Meta’s ‘Voicebox’ AI is a text-to-speech tool that learns similarly to ChatGPT.

Meta AI has recently introduced a text-to-speech (TTS) generator named Voicebox, which claims to produce results up to 20 times faster than state-of-the-art artificial intelligence models with comparable performance. The new system uses a model more similar to OpenAI’s ChatGPT or Google’s Bard than traditional TTS architecture.

One of the main differences between Voicebox and similar TTS models is that Meta’s offering can generalize through in-context learning. This capability is achieved by using large-scale training datasets, similar to ChatGPT or other transformer models.

Voicebox uses a novel training scheme that ditches labels and curation for an architecture capable of “in-filling” audio information. As a result, it can translate text to speech, remove unwanted noise by synthesizing replacement speech, and even apply a speaker’s voice to different language outputs.

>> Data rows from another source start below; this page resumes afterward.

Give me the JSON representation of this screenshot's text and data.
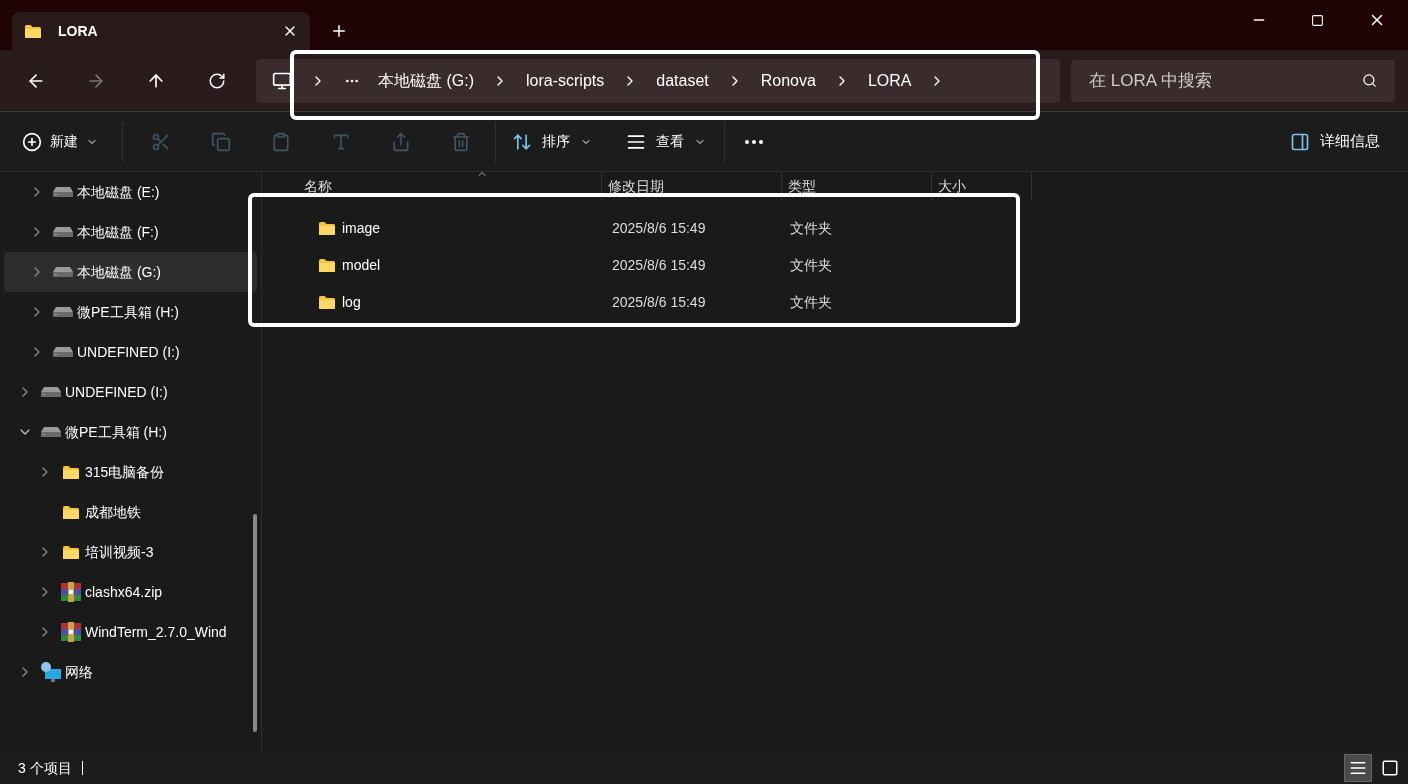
{
  "tab": {
    "title": "LORA"
  },
  "address": {
    "crumbs": [
      "本地磁盘 (G:)",
      "lora-scripts",
      "dataset",
      "Ronova",
      "LORA"
    ]
  },
  "search": {
    "placeholder": "在 LORA 中搜索"
  },
  "toolbar": {
    "items": [
      {
        "kind": "new",
        "label": "新建",
        "disabled": false
      },
      {
        "kind": "cut",
        "disabled": true
      },
      {
        "kind": "copy",
        "disabled": true
      },
      {
        "kind": "paste",
        "disabled": true
      },
      {
        "kind": "rename",
        "disabled": true
      },
      {
        "kind": "share",
        "disabled": true
      },
      {
        "kind": "delete",
        "disabled": true
      },
      {
        "kind": "sort",
        "label": "排序",
        "disabled": false
      },
      {
        "kind": "view",
        "label": "查看",
        "disabled": false
      },
      {
        "kind": "more",
        "disabled": false
      }
    ],
    "details": {
      "label": "详细信息"
    }
  },
  "sidebar": {
    "continued_items": [
      {
        "label": "本地磁盘 (E:)",
        "kind": "drive",
        "expandable": true,
        "expanded": false,
        "selected": false
      },
      {
        "label": "本地磁盘 (F:)",
        "kind": "drive",
        "expandable": true,
        "expanded": false,
        "selected": false
      },
      {
        "label": "本地磁盘 (G:)",
        "kind": "drive",
        "expandable": true,
        "expanded": false,
        "selected": true
      },
      {
        "label": "微PE工具箱 (H:)",
        "kind": "drive",
        "expandable": true,
        "expanded": false,
        "selected": false
      },
      {
        "label": "UNDEFINED (I:)",
        "kind": "drive",
        "expandable": true,
        "expanded": false,
        "selected": false
      }
    ],
    "items": [
      {
        "label": "UNDEFINED (I:)",
        "kind": "drive",
        "expandable": true,
        "expanded": false,
        "selected": false
      },
      {
        "label": "微PE工具箱 (H:)",
        "kind": "drive",
        "expandable": true,
        "expanded": true,
        "selected": false,
        "children": [
          {
            "label": "315电脑备份",
            "kind": "folder",
            "expandable": true,
            "expanded": false,
            "selected": false
          },
          {
            "label": "成都地铁",
            "kind": "folder",
            "expandable": false,
            "expanded": false,
            "selected": false
          },
          {
            "label": "培训视频-3",
            "kind": "folder",
            "expandable": true,
            "expanded": false,
            "selected": false
          },
          {
            "label": "clashx64.zip",
            "kind": "archive",
            "expandable": true,
            "expanded": false,
            "selected": false
          },
          {
            "label": "WindTerm_2.7.0_Wind",
            "kind": "archive",
            "expandable": true,
            "expanded": false,
            "selected": false
          }
        ]
      },
      {
        "label": "网络",
        "kind": "network",
        "expandable": true,
        "expanded": false,
        "selected": false
      }
    ]
  },
  "table": {
    "columns": [
      "名称",
      "修改日期",
      "类型",
      "大小"
    ],
    "rows": [
      {
        "name": "image",
        "modified": "2025/8/6 15:49",
        "type": "文件夹"
      },
      {
        "name": "model",
        "modified": "2025/8/6 15:49",
        "type": "文件夹"
      },
      {
        "name": "log",
        "modified": "2025/8/6 15:49",
        "type": "文件夹"
      }
    ]
  },
  "status_bar": {
    "count": "3 个项目",
    "views": [
      {
        "kind": "details",
        "selected": true
      },
      {
        "kind": "tiles",
        "selected": false
      }
    ]
  }
}
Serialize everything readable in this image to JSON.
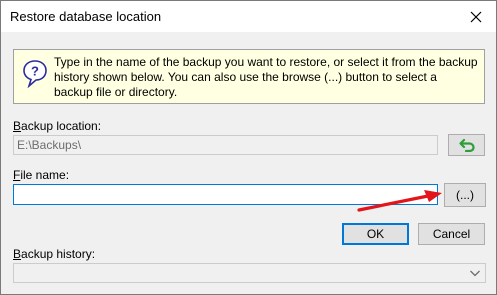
{
  "window": {
    "title": "Restore database location"
  },
  "info": {
    "text": "Type in the name of the backup you want to restore, or select it from the backup history shown below.  You can also use the browse  (...)  button to select a backup file or directory."
  },
  "backup_location": {
    "label_accel": "B",
    "label_rest": "ackup location:",
    "value": "E:\\Backups\\"
  },
  "file_name": {
    "label_accel": "F",
    "label_rest": "ile name:",
    "value": "",
    "browse_label": "(...)"
  },
  "buttons": {
    "ok": "OK",
    "cancel": "Cancel"
  },
  "backup_history": {
    "label_accel": "B",
    "label_rest": "ackup history:",
    "selected": ""
  },
  "colors": {
    "info_bg": "#ffffe1",
    "accent_blue": "#0078d7",
    "arrow_red": "#e3151a",
    "reset_green": "#2e9e3a"
  },
  "icons": {
    "close": "close-icon",
    "help": "question-mark-icon",
    "reset": "undo-arrow-icon",
    "dropdown": "chevron-down-icon"
  }
}
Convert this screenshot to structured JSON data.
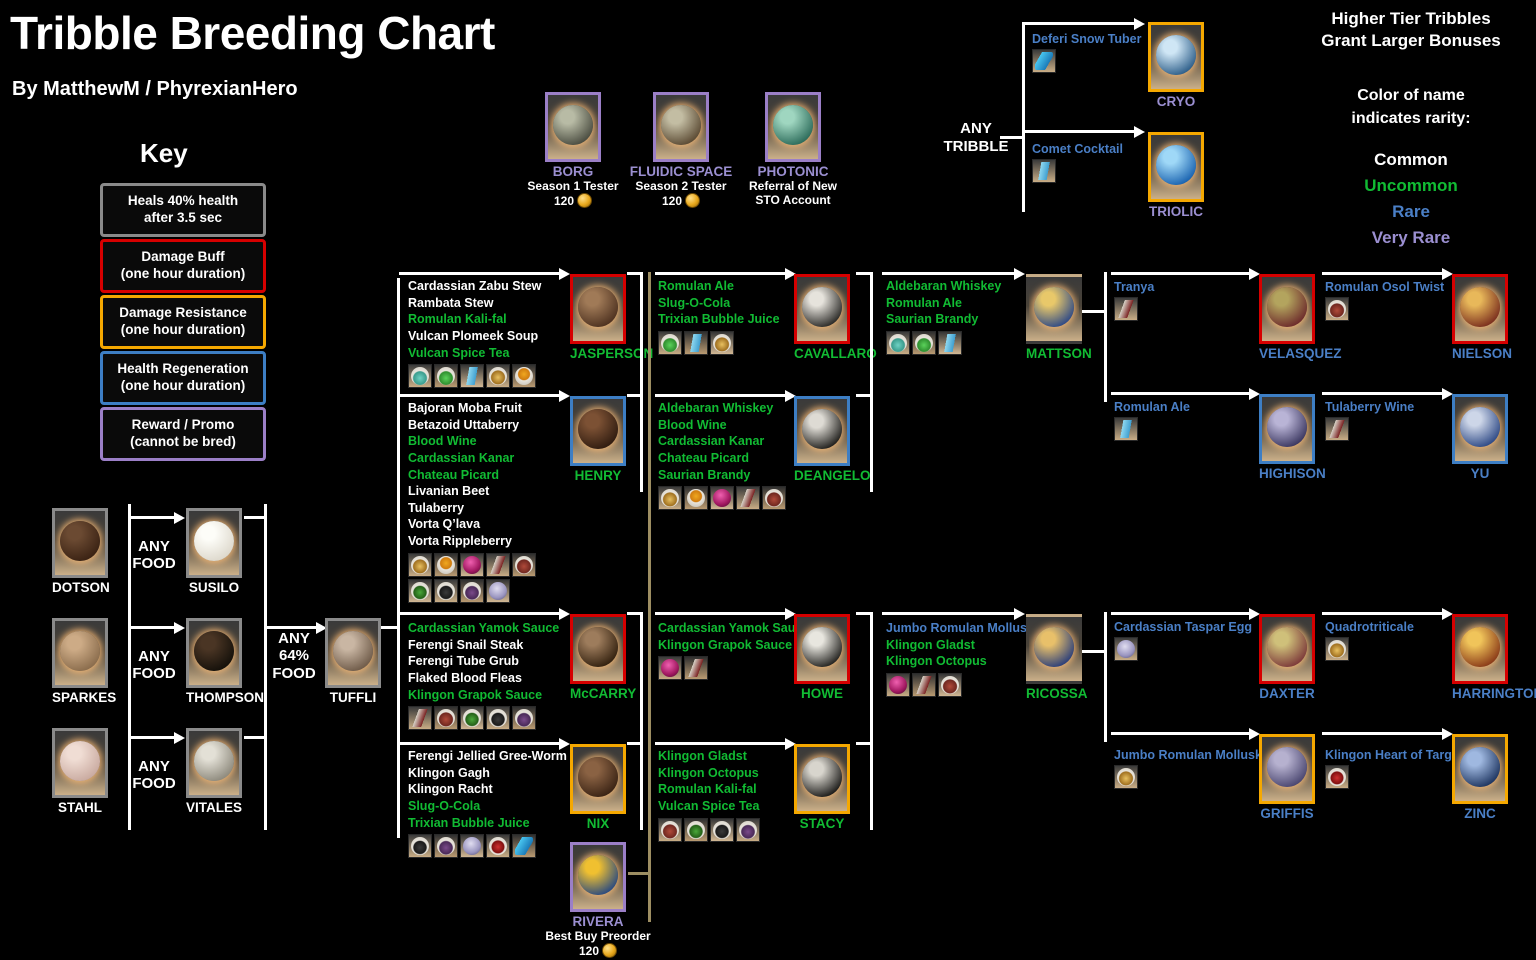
{
  "header": {
    "title": "Tribble Breeding Chart",
    "byline": "By MatthewM / PhyrexianHero",
    "key_title": "Key"
  },
  "key": {
    "items": [
      {
        "text": "Heals 40% health\nafter 3.5 sec",
        "color": "#8a8a8a",
        "name": "heal"
      },
      {
        "text": "Damage Buff\n(one hour duration)",
        "color": "#d60000",
        "name": "damage-buff"
      },
      {
        "text": "Damage Resistance\n(one hour duration)",
        "color": "#f5a800",
        "name": "damage-resistance"
      },
      {
        "text": "Health Regeneration\n(one hour duration)",
        "color": "#3d7ec4",
        "name": "health-regen"
      },
      {
        "text": "Reward / Promo\n(cannot be bred)",
        "color": "#9b7fc7",
        "name": "reward-promo"
      }
    ]
  },
  "notes": {
    "higher_tier": "Higher Tier Tribbles\nGrant Larger Bonuses",
    "color_rarity": "Color of name\nindicates rarity:",
    "rarities": [
      {
        "label": "Common",
        "color": "#ffffff"
      },
      {
        "label": "Uncommon",
        "color": "#11bb33"
      },
      {
        "label": "Rare",
        "color": "#4a7fc6"
      },
      {
        "label": "Very Rare",
        "color": "#9b8fd1"
      }
    ]
  },
  "promos": {
    "items": [
      {
        "name": "BORG",
        "sub": "Season 1 Tester",
        "cost": "120",
        "rarity": "vrare",
        "border": "purple"
      },
      {
        "name": "FLUIDIC SPACE",
        "sub": "Season 2 Tester",
        "cost": "120",
        "rarity": "vrare",
        "border": "purple"
      },
      {
        "name": "PHOTONIC",
        "sub": "Referral of New\nSTO Account",
        "cost": "",
        "rarity": "vrare",
        "border": "purple"
      }
    ]
  },
  "any_tribble": {
    "label": "ANY\nTRIBBLE",
    "branches": [
      {
        "food": "Deferi Snow Tuber",
        "food_rarity": "vrare",
        "result": "CRYO",
        "rarity": "vrare",
        "border": "orange"
      },
      {
        "food": "Comet Cocktail",
        "food_rarity": "vrare",
        "result": "TRIOLIC",
        "rarity": "vrare",
        "border": "orange"
      }
    ]
  },
  "base": {
    "any_food_label": "ANY\nFOOD",
    "any_64_label": "ANY\n64%\nFOOD",
    "pairs": [
      {
        "from": "DOTSON",
        "to": "SUSILO"
      },
      {
        "from": "SPARKES",
        "to": "THOMPSON"
      },
      {
        "from": "STAHL",
        "to": "VITALES"
      }
    ],
    "tuffli": "TUFFLI"
  },
  "stage2": [
    {
      "result": "JASPERSON",
      "rarity": "uncommon",
      "border": "red",
      "foods": [
        {
          "label": "Cardassian Zabu  Stew",
          "rarity": "common"
        },
        {
          "label": "Rambata Stew",
          "rarity": "common"
        },
        {
          "label": "Romulan Kali-fal",
          "rarity": "uncommon"
        },
        {
          "label": "Vulcan Plomeek Soup",
          "rarity": "common"
        },
        {
          "label": "Vulcan Spice Tea",
          "rarity": "uncommon"
        }
      ]
    },
    {
      "result": "HENRY",
      "rarity": "uncommon",
      "border": "blue",
      "foods": [
        {
          "label": "Bajoran Moba Fruit",
          "rarity": "common"
        },
        {
          "label": "Betazoid Uttaberry",
          "rarity": "common"
        },
        {
          "label": "Blood Wine",
          "rarity": "uncommon"
        },
        {
          "label": "Cardassian Kanar",
          "rarity": "uncommon"
        },
        {
          "label": "Chateau Picard",
          "rarity": "uncommon"
        },
        {
          "label": "Livanian Beet",
          "rarity": "common"
        },
        {
          "label": "Tulaberry",
          "rarity": "common"
        },
        {
          "label": "Vorta Q’lava",
          "rarity": "common"
        },
        {
          "label": "Vorta Rippleberry",
          "rarity": "common"
        }
      ]
    },
    {
      "result": "McCARRY",
      "rarity": "uncommon",
      "border": "red",
      "foods": [
        {
          "label": "Cardassian Yamok Sauce",
          "rarity": "uncommon"
        },
        {
          "label": "Ferengi Snail  Steak",
          "rarity": "common"
        },
        {
          "label": "Ferengi Tube Grub",
          "rarity": "common"
        },
        {
          "label": "Flaked Blood Fleas",
          "rarity": "common"
        },
        {
          "label": "Klingon Grapok Sauce",
          "rarity": "uncommon"
        }
      ]
    },
    {
      "result": "NIX",
      "rarity": "uncommon",
      "border": "orange",
      "foods": [
        {
          "label": "Ferengi Jellied Gree-Worm",
          "rarity": "common"
        },
        {
          "label": "Klingon Gagh",
          "rarity": "common"
        },
        {
          "label": "Klingon Racht",
          "rarity": "common"
        },
        {
          "label": "Slug-O-Cola",
          "rarity": "uncommon"
        },
        {
          "label": "Trixian Bubble Juice",
          "rarity": "uncommon"
        }
      ]
    }
  ],
  "rivera": {
    "name": "RIVERA",
    "sub": "Best Buy Preorder",
    "cost": "120",
    "rarity": "vrare",
    "border": "purple"
  },
  "stage3": [
    {
      "result": "CAVALLARO",
      "rarity": "uncommon",
      "border": "red",
      "foods": [
        {
          "label": "Romulan Ale",
          "rarity": "uncommon"
        },
        {
          "label": "Slug-O-Cola",
          "rarity": "uncommon"
        },
        {
          "label": "Trixian Bubble Juice",
          "rarity": "uncommon"
        }
      ]
    },
    {
      "result": "DEANGELO",
      "rarity": "uncommon",
      "border": "blue",
      "foods": [
        {
          "label": "Aldebaran Whiskey",
          "rarity": "uncommon"
        },
        {
          "label": "Blood Wine",
          "rarity": "uncommon"
        },
        {
          "label": "Cardassian Kanar",
          "rarity": "uncommon"
        },
        {
          "label": "Chateau Picard",
          "rarity": "uncommon"
        },
        {
          "label": "Saurian Brandy",
          "rarity": "uncommon"
        }
      ]
    },
    {
      "result": "HOWE",
      "rarity": "uncommon",
      "border": "red",
      "foods": [
        {
          "label": "Cardassian Yamok Sauce",
          "rarity": "uncommon"
        },
        {
          "label": "Klingon Grapok Sauce",
          "rarity": "uncommon"
        }
      ]
    },
    {
      "result": "STACY",
      "rarity": "uncommon",
      "border": "orange",
      "foods": [
        {
          "label": "Klingon Gladst",
          "rarity": "uncommon"
        },
        {
          "label": "Klingon Octopus",
          "rarity": "uncommon"
        },
        {
          "label": "Romulan Kali-fal",
          "rarity": "uncommon"
        },
        {
          "label": "Vulcan Spice Tea",
          "rarity": "uncommon"
        }
      ]
    }
  ],
  "stage4": [
    {
      "result": "MATTSON",
      "rarity": "uncommon",
      "border": "grad-br",
      "foods": [
        {
          "label": "Aldebaran Whiskey",
          "rarity": "uncommon"
        },
        {
          "label": "Romulan Ale",
          "rarity": "uncommon"
        },
        {
          "label": "Saurian Brandy",
          "rarity": "uncommon"
        }
      ]
    },
    {
      "result": "RICOSSA",
      "rarity": "uncommon",
      "border": "grad-or",
      "foods": [
        {
          "label": "Jumbo Romulan Mollusk",
          "rarity": "rare"
        },
        {
          "label": "Klingon Gladst",
          "rarity": "uncommon"
        },
        {
          "label": "Klingon Octopus",
          "rarity": "uncommon"
        }
      ]
    }
  ],
  "stage5": [
    {
      "food": "Tranya",
      "food_rarity": "rare",
      "result": "VELASQUEZ",
      "rarity": "rare",
      "border": "red"
    },
    {
      "food": "Romulan Ale",
      "food_rarity": "rare",
      "result": "HIGHISON",
      "rarity": "rare",
      "border": "blue"
    },
    {
      "food": "Cardassian Taspar  Egg",
      "food_rarity": "rare",
      "result": "DAXTER",
      "rarity": "rare",
      "border": "red"
    },
    {
      "food": "Jumbo Romulan Mollusk",
      "food_rarity": "rare",
      "result": "GRIFFIS",
      "rarity": "rare",
      "border": "orange"
    }
  ],
  "stage6": [
    {
      "food": "Romulan Osol Twist",
      "food_rarity": "rare",
      "result": "NIELSON",
      "rarity": "rare",
      "border": "red"
    },
    {
      "food": "Tulaberry Wine",
      "food_rarity": "rare",
      "result": "YU",
      "rarity": "rare",
      "border": "blue"
    },
    {
      "food": "Quadrotriticale",
      "food_rarity": "rare",
      "result": "HARRINGTON",
      "rarity": "rare",
      "border": "red"
    },
    {
      "food": "Klingon Heart of Targ",
      "food_rarity": "rare",
      "result": "ZINC",
      "rarity": "rare",
      "border": "orange"
    }
  ]
}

The arrival of robust speech-generation comes at a particularly sensitive time as social media companies continue to struggle with moderation and, in the U.S., a looming presidential election threatens to once again test the limits of online misinformation detection. To mitigate possible future risks brought by this technology, Meta has developed a tool for determining if speech was generated by it, which the company claims can “trivially detect” the difference between real and fake audio.

In the cryptocurrency world, AI has become as integral to day-to-day operations for most businesses as the internet or electricity. The advent of robust text-to-speech systems such as Voicebox, combined with automated trading, could help bridge a gap for would-be cryptocurrency traders who rely on TTS systems that, currently, may struggle with crypto jargon or multi-lingual support.